Important Australian Aboriginal Art
17 March 2021


(c.1935 – 2009)

synthetic polymer paint on linen

122.0 x 122.0 cm

bears inscription verso: artist’s name size and Papunya Tula Artists cat. DR0604105

$20,000 – 30,000
Sold for $51,545 (inc. BP) in Auction 63 - 17 March 2021, Melbourne

Papunya Tula Artists, Alice Springs
Elizabeth Jones collection, Melbourne
Mossgreen, Melbourne, 14 August 2007, lot 43
Private collection, Adelaide

This work is accompanied by a certificate of authenticity from Papunya Tula Artists which states in part: 'This painting depicts designs associated with the rockhole site of Marrapinti, west of the Pollock Hills in Western Australia. The lines in the painting depict the creek at the site and the sandhills which surround it. In Mythological times a group of women of the Nangala and Napangati kinship subsection camped at this site during their travels towards the east.
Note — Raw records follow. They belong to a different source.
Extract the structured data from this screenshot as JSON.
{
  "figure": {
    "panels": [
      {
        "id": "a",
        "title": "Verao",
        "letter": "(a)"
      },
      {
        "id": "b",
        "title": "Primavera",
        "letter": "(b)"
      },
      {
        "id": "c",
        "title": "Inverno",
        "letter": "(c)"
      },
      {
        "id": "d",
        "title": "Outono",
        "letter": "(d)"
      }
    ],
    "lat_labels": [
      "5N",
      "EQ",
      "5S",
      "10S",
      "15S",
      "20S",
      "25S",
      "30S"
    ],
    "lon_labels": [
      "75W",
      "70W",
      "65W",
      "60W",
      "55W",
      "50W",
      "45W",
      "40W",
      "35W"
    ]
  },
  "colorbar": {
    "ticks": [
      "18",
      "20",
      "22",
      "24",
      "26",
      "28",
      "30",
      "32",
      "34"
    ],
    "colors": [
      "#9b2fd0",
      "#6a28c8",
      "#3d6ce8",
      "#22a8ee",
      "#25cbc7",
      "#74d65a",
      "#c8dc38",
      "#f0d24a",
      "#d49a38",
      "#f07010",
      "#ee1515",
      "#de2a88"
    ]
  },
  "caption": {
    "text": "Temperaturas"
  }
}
While at the site the women made nose bones, also known as Marrapinti, which are worn through a hole made in the nose web. During ceremonies relating to Marrapinti the older women pierced the nasal septums of the younger women who were participating in the ceremony. Nose bones were originally used by both men and women but are now only inserted by the older generation ceremonial occasions.

Upon completion of the ceremonies at Marrapinti the women continued their travels east passing through Wala Wala, Ngaminya and Wirrulnga, before heading north east to Wilkinkarra (Lake Mackay).